Texas Southern University Redox Reactions Lab Report

Fill in the lab sheet and write a report.

Exploring Redox Reactions
Oxidation and reduction reactions have been known for millennia but were not
understood until the 17th century. The terms come from metallurgy. Most metals do not
naturally exist in their metallic forms (except gold and silver), but were extracted from
rocks and minerals. As such the ores were “reduced” to a small amount of metal from a
large amount of ore. It was noted that most metals would react with oxygen and form a
new substance and hence were oxidized.
We now understand that redox (oxidation/reduction) reactions involve the transfer of
electrons. Oxidation is the loss of electrons (increasing charge/oxidation state) while
reduction is a gain of electrons (decreasing charge/oxidation state). Consider, for
instance, the reaction between copper(II) ions (Cu+2(aq)) and zinc metal (Zn(s)), which
occurs spontaneously.
Cu2+(aq) + Zn(s) ⟶ Cu(s) + Zn2+(aq)
As dissolved copper ions interact with the surface of the zinc metal, two electrons are
transferred from the neutral zinc to copper ions. The resulting zinc ions dissolve, while
copper metal deposits onto the surface of the zinc. Since electrons are exchanged in
this reaction, it is a redox reaction. To make the electron exchange more apparent, we
can break this reaction into “half reactions”:
Zn(s) ⟶ Zn2+(aq) + 2 e-
(Zinc metal gives up electrons)
Cu2+(aq) + 2 e- ⟶ Cu(s)
(Copper ion gains electrons)
Substances that gain electrons are said to be reduced and substances that give up
electrons are oxidized. Note the passive voice here – we’re describing what happens or
is being done to each substance. So in the above reaction, Zn(s) is oxidized and Cu2+ is
reduced. Another way of looking at the above reaction is to consider what the Cu 2+ ion is
doing to the Zn. Cu2+ is causing the Zn to be oxidized, so Cu2+ is acting as an oxidizing
agent. Conversely, Zn is causing Cu2+ to be reduced, so Zn is a reducing agent.
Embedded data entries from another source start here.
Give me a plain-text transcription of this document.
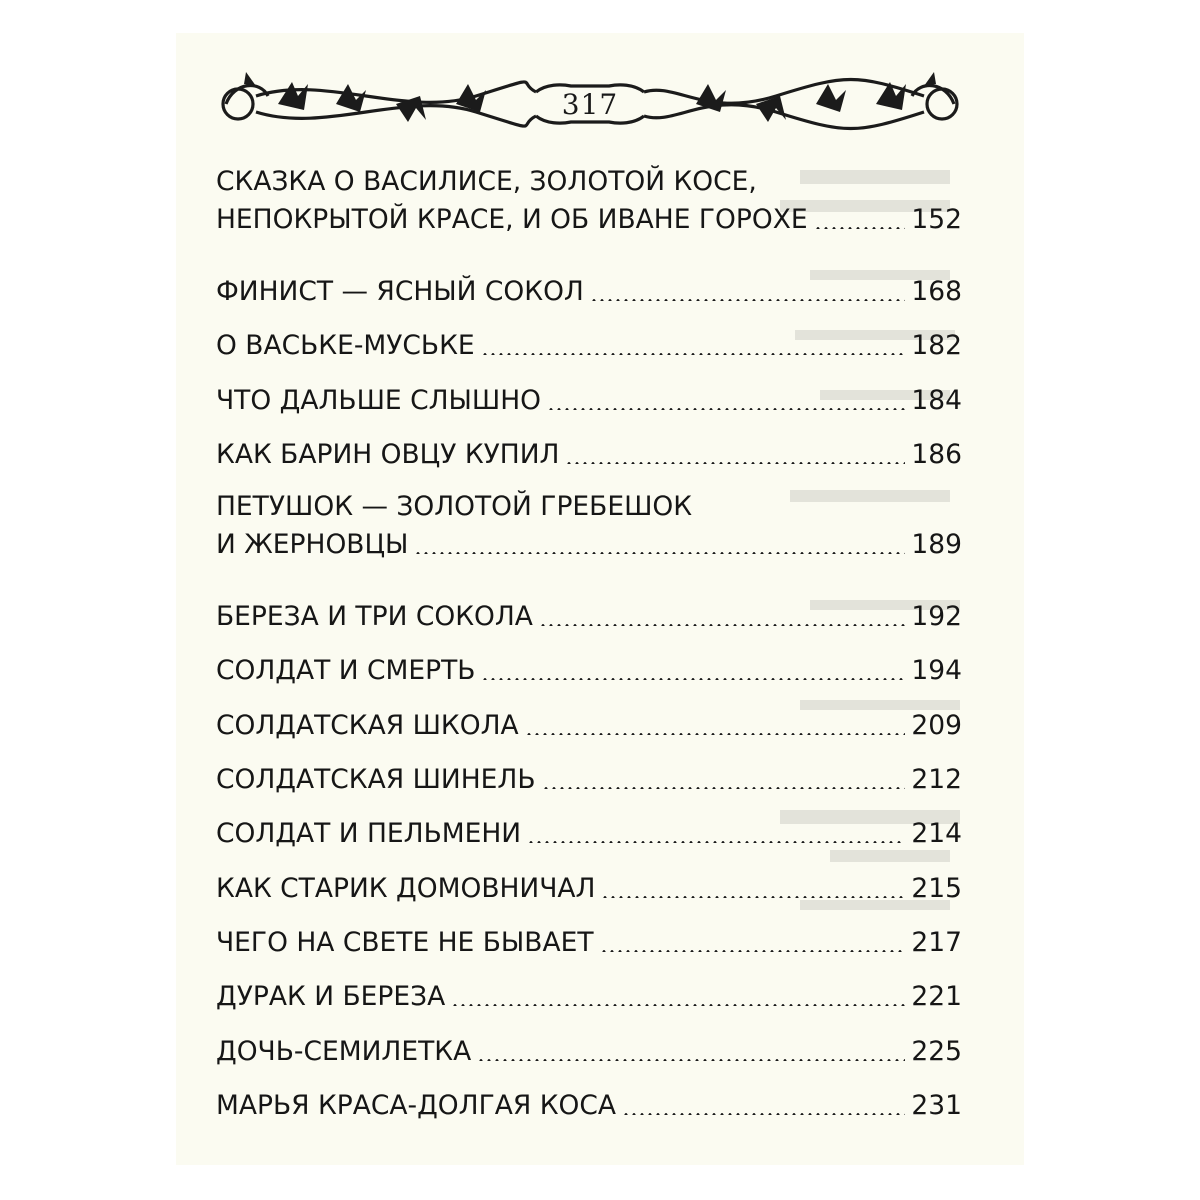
317
СКАЗКА О ВАСИЛИСЕ, ЗОЛОТОЙ КОСЕ,
НЕПОКРЫТОЙ КРАСЕ, И ОБ ИВАНЕ ГОРОХЕ	152
ФИНИСТ — ЯСНЫЙ СОКОЛ	168
О ВАСЬКЕ-МУСЬКЕ	182
ЧТО ДАЛЬШЕ СЛЫШНО	184
КАК БАРИН ОВЦУ КУПИЛ	186
ПЕТУШОК — ЗОЛОТОЙ ГРЕБЕШОК
И ЖЕРНОВЦЫ	189
БЕРЕЗА И ТРИ СОКОЛА	192
СОЛДАТ И СМЕРТЬ	194
СОЛДАТСКАЯ ШКОЛА	209
СОЛДАТСКАЯ ШИНЕЛЬ	212
СОЛДАТ И ПЕЛЬМЕНИ	214
КАК СТАРИК ДОМОВНИЧАЛ	215
ЧЕГО НА СВЕТЕ НЕ БЫВАЕТ	217
ДУРАК И БЕРЕЗА	221
ДОЧЬ-СЕМИЛЕТКА	225
МАРЬЯ КРАСА-ДОЛГАЯ КОСА	231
In the example above, Zn/Zn2+ and Cu/Cu2+ are sometimes referred to as redox
couples. This is somewhat analogous to conjugates in acid base chemistry, where the
each part of the pair has opposing roles. For the Zn/Zn2+ couple, Zn is a reducing agent
while the Zn2+ can act as an oxidizing agent. Similarly, in the Cu/Cu2+ couple. neutral Cu
can act as a reducing agent and Cu2+ can be an oxidizing agent.
Reactions such as that between Zn(s) and Cu+2(aq) only go in one direction. In other
words, we will not see the following reaction occur:
Cu(s) + Zn2+(aq) ⟶ Cu2+(aq) + Zn(s)
[DOES NOT OCCUR]
Just as acid-base reaction favors the side of the equation with the weaker acid/base
pair (i.e. more stable), redox reactions favor the side with the weaker oxidizing/reducing
agent. By observing which direction is spontaneous, we can say Zn is a stronger
reducing agent than Cu, and that Cu2+ is a stronger oxidizing agent than Zn2+.
Procedure.
Go to the Chem Collective virtual lab: http://chemcollective.org/vlab/106
Part I: The stockroom of the virtual lab contains solutions of Cu2+, Mg2+, Zn2+, Pb2+ and
Ag+ ions, and the correspond metals (Cu, Mg, Zn, Pb, and Ag). Your first task is to order
Cu, Mg, Zn, Pb and Ag from strongest to weakest reducing agent.
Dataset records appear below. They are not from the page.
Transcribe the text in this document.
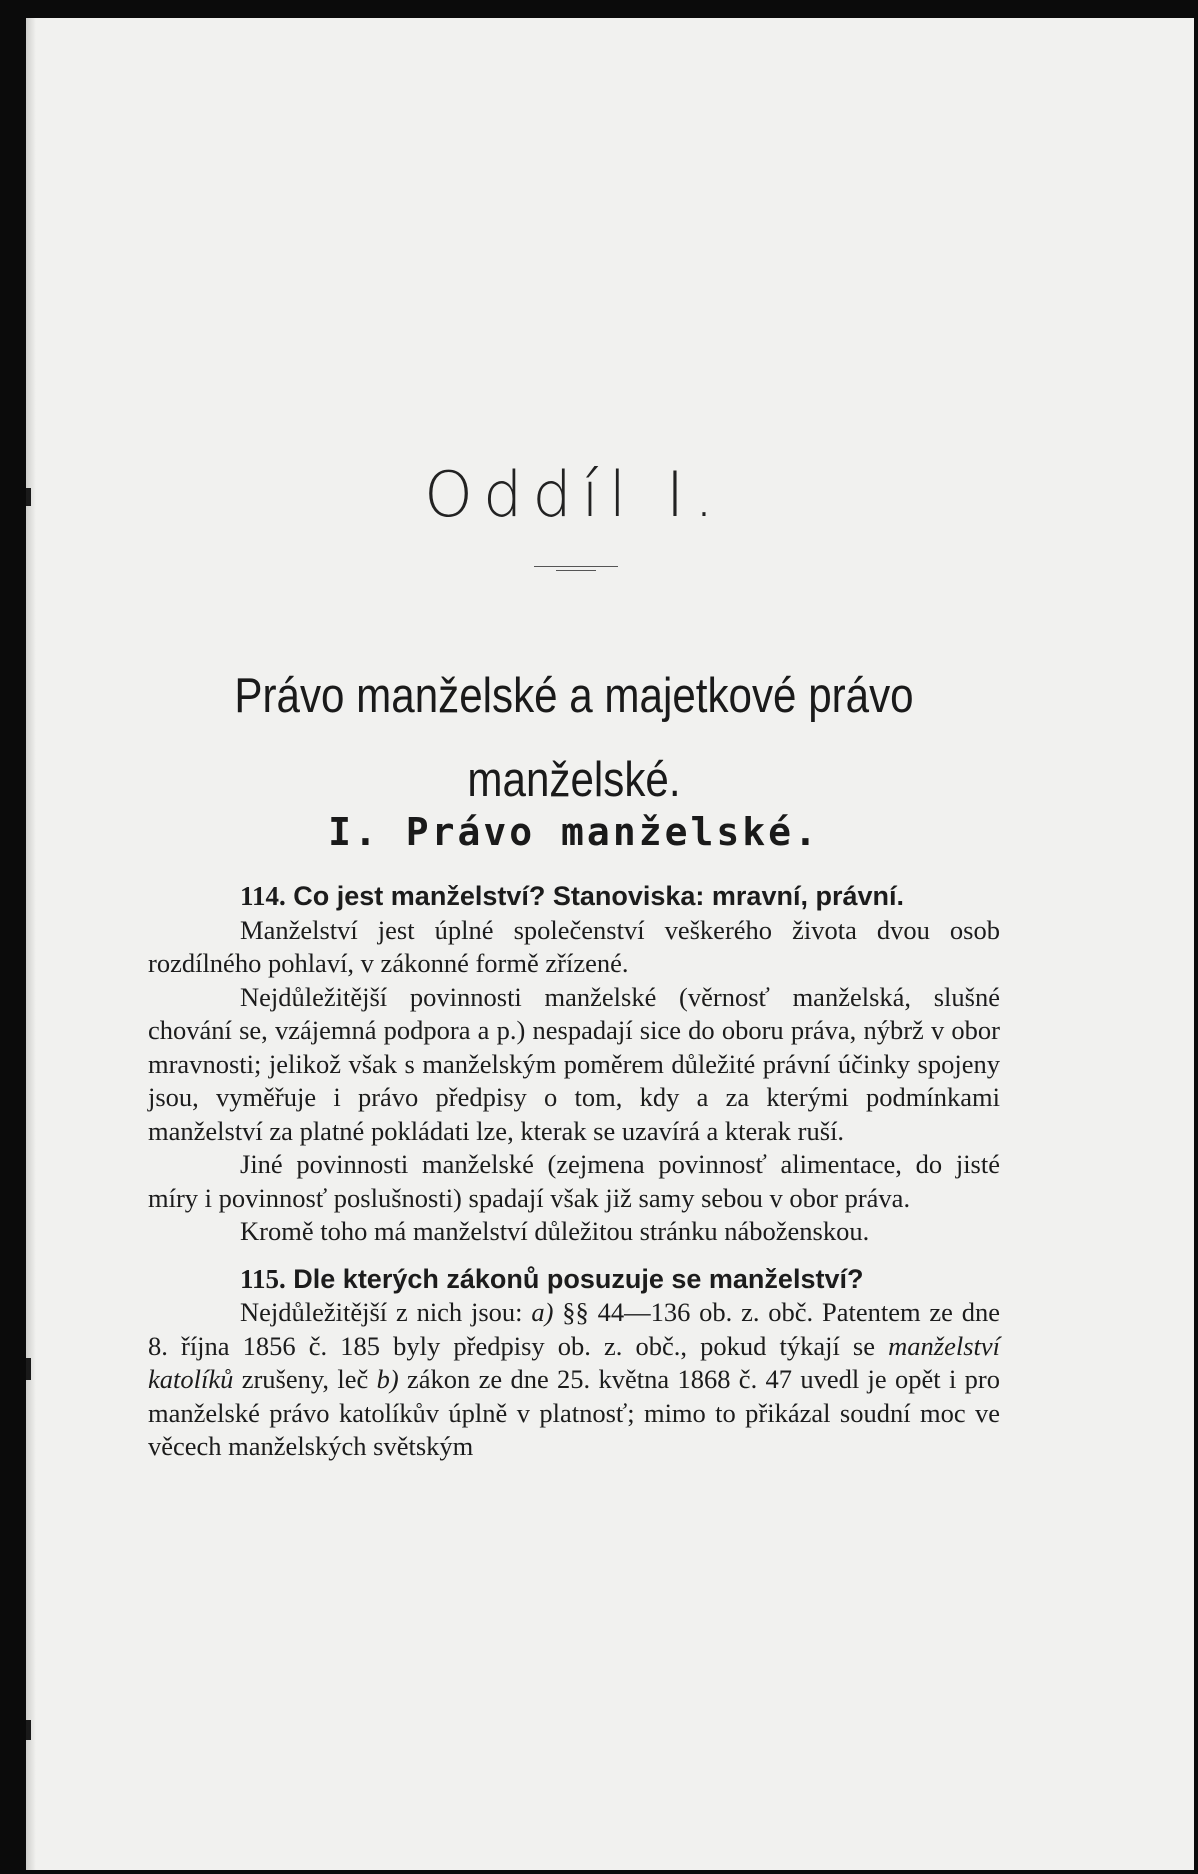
Oddíl I.
Právo manželské a majetkové právo manželské.
I. Právo manželské.
114. Co jest manželství? Stanoviska: mravní, právní.

Manželství jest úplné společenství veškerého života dvou osob rozdílného pohlaví, v zákonné formě zřízené.

Nejdůležitější povinnosti manželské (věrnosť manželská, slušné chování se, vzájemná podpora a p.) nespadají sice do oboru práva, nýbrž v obor mravnosti; jelikož však s manželským poměrem důležité právní účinky spojeny jsou, vyměřuje i právo předpisy o tom, kdy a za kterými podmínkami manželství za platné pokládati lze, kterak se uzavírá a kterak ruší.

Jiné povinnosti manželské (zejmena povinnosť alimentace, do jisté míry i povinnosť poslušnosti) spadají však již samy sebou v obor práva.

Kromě toho má manželství důležitou stránku náboženskou.

115. Dle kterých zákonů posuzuje se manželství?

Nejdůležitější z nich jsou: a) §§ 44—136 ob. z. obč. Patentem ze dne 8. října 1856 č. 185 byly předpisy ob. z. obč., pokud týkají se manželství katolíků zrušeny, leč b) zákon ze dne 25. května 1868 č. 47 uvedl je opět i pro manželské právo katolíkův úplně v platnosť; mimo to přikázal soudní moc ve věcech manželských světským
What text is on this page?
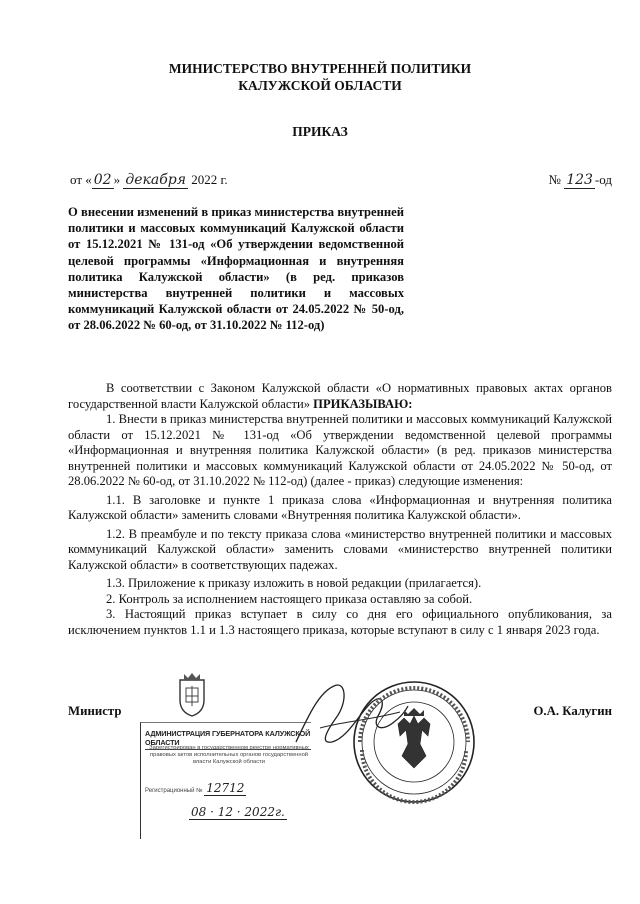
МИНИСТЕРСТВО ВНУТРЕННЕЙ ПОЛИТИКИ
КАЛУЖСКОЙ ОБЛАСТИ
ПРИКАЗ
от « 02 » декабря 2022 г.	№ 123 -од
О внесении изменений в приказ министерства внутренней политики и массовых коммуникаций Калужской области от 15.12.2021 № 131-од «Об утверждении ведомственной целевой программы «Информационная и внутренняя политика Калужской области» (в ред. приказов министерства внутренней политики и массовых коммуникаций Калужской области от 24.05.2022 № 50-од, от 28.06.2022 № 60-од, от 31.10.2022 № 112-од)

В соответствии с Законом Калужской области «О нормативных правовых актах органов государственной власти Калужской области» ПРИКАЗЫВАЮ:

1. Внести в приказ министерства внутренней политики и массовых коммуникаций Калужской области от 15.12.2021 № 131-од «Об утверждении ведомственной целевой программы «Информационная и внутренняя политика Калужской области» (в ред. приказов министерства внутренней политики и массовых коммуникаций Калужской области от 24.05.2022 № 50-од, от 28.06.2022 № 60-од, от 31.10.2022 № 112-од) (далее - приказ) следующие изменения:

1.1. В заголовке и пункте 1 приказа слова «Информационная и внутренняя политика Калужской области» заменить словами «Внутренняя политика Калужской области».

1.2. В преамбуле и по тексту приказа слова «министерство внутренней политики и массовых коммуникаций Калужской области» заменить словами «министерство внутренней политики Калужской области» в соответствующих падежах.

1.3. Приложение к приказу изложить в новой редакции (прилагается).

2. Контроль за исполнением настоящего приказа оставляю за собой.

3. Настоящий приказ вступает в силу со дня его официального опубликования, за исключением пунктов 1.1 и 1.3 настоящего приказа, которые вступают в силу с 1 января 2023 года.

Министр	О.А. Калугин
АДМИНИСТРАЦИЯ ГУБЕРНАТОРА КАЛУЖСКОЙ ОБЛАСТИ
Зарегистрирован в государственном реестре нормативных правовых актов исполнительных органов государственной власти Калужской области
Регистрационный № 12712
08 · 12 · 2022г.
Hints: What experiment can you perform in the virtual lab to confirm that Cu is able to
reduce Zn2+? What experiment can you perform to confirm that Zn is not able to reduce
Cu2+?
Briefly describe the design of your experiment.
Write balanced net ionic equations for each reaction tested. Identify the oxidizing
agent and reducing agent for each reaction.
Include observations used to determine whether the reaction occurred or not.
Rank the metals in decreasing order of reducing strength (i.e. strongest to
weakest. Provide rationale for the order you chose.
Part II: The virtual lab stockroom also contains aqueous solutions of Cl2, Br2, and I2 as
well as Cl-, Br-, and I- solutions. Your task here is to order Cl2, Br2, and I2 from strongest
to weakest oxidizing agent.
In separate flasks mix Cl2 with Br- and Cl2 with I-. Similarly react Br2 with the Cl- a
nd I- solution, and I2 with the Cl- and Br- solutions.
You should observe that these reactions are equilibria rather than one-way
reactions of Part I. What evidence supports this?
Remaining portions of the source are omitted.